WASHINGTON — Calling America's small businesses “the engines of our economic progress,” President Joe Biden on Monday announced changes to the Payroll Protection Program that aim to help the smallest companies struggling to stay afloat during the coronavirus pandemic.


What You Need To Know

  • President Joe Biden on Monday announced changes to the Payroll Protection Program that aim to help the smallest companies struggling to stay afloat during the coronavirus pandemic

  • Biden announced that the federal government on Wednesday will open a two-week window in which only businesses with fewer than 20 employees can apply for forgivable loans

  • The president's team is also carving out $1 billion to direct toward sole proprietors, such as home contractors and beauticians, the majority of which are owned by women and people of color

  • Biden said “mom-and-pop businesses got muscled out of the way by bigger companies that jumped in front of the line" during the Trump administration

Biden announced that the federal government on Wednesday will open a two-week window in which only businesses with fewer than 20 employees can apply for forgivable loans. 

Biden's team is also carving out $1 billion to direct toward sole proprietors, such as home contractors and beauticians, the majority of which are owned by women and people of color.

Other efforts will remove a prohibition on lending to a company with at least 20% ownership by a person arrested or convicted for a nonfraud felony in the prior year, as well as allowing those behind on their federal student loans to seek relief through the program. The administration is also clarifying that noncitizen legal residents can apply to the program.

Biden said more than 400,000 small businesses have shuttered during the pandemic and millions more are “hanging by a thread.”

“They’re the glue and the heart and soul of our communities, but they’re getting crushed,” he said.

“It’s hurting Black, Latino and Asian American communities the hardest,” Biden added. “Walk down any Main Street and you see it — empty storefronts, goodbye signs hanging in the windows.”

First rolled out in the earliest days of the coronavirus pandemic and renewed in December, the program was meant to help keep Americans employed during the economic downturn. It allows small and mid-size businesses suffering loss of revenue to access federal loans, which are forgivable if 60% of the loan is spent on payroll and the balance on other qualified expenses.

The Biden effort is aimed at correcting disparities in how the program was administered by the Trump administration. Biden said “mom-and-pop businesses got muscled out of the way by bigger companies that jumped in front of the line.”

Data from the Paycheck Protection Program released Dec. 1 and analyzed by The Associated Press show that many minority owners desperate for a relief loan didn’t receive one until the PPP’s last few weeks while many more white business owners were able to get loans earlier in the program.

“The Paycheck Protection Program is a bipartisan effort,” Biden said. “Democrats and Republicans helped pass it, but Democrats and Republicans have also voiced concerns about improving it. With their input, that’s what we’re doing in our administration — improving it.

“We will ensure every dollar is spent well. These changes will bring much-needed long-overdue help to small businesses who really need help staying open, maintaining jobs and making ends meet.”

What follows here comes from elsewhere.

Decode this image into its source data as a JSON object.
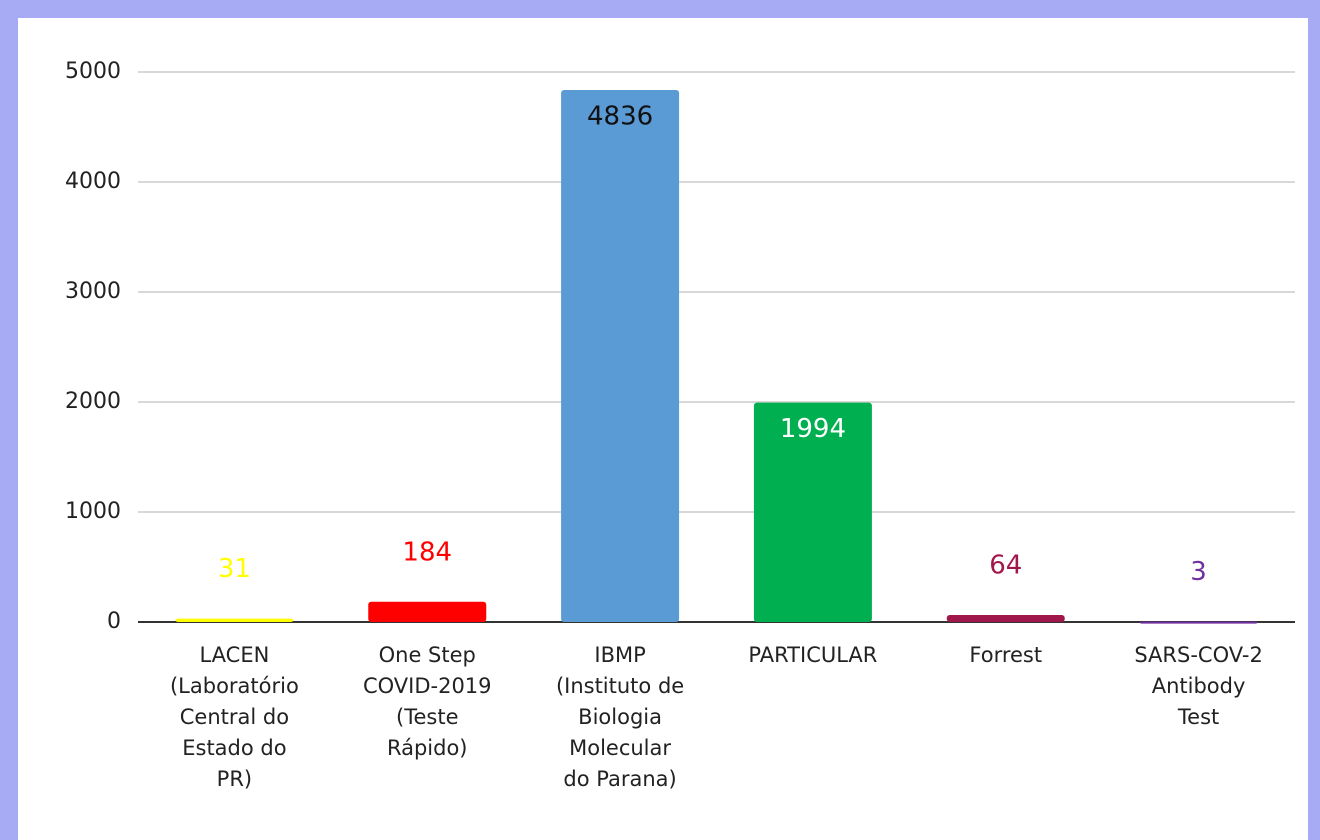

The program, which began April 3 and ended Aug. 8 and handed out 5.2 million loans worth $525 billion, helped many companies stay in business when government measures to control the coronavirus forced many to shut down or operate at a diminished capacity.

The latest PPP, which began Jan. 11 and runs through the end of March, has already paid out $133.5 billion in loans — about half of the $284 billion allocated by Congress — with an average loan under $74,000.

A further renewal of the program is not included in Biden's $1.9 trillion American Rescue Plan, which he hopes Congress will pass in the coming weeks. That package, however, proposes $50 billion to support the hardest-hit smallest businesses.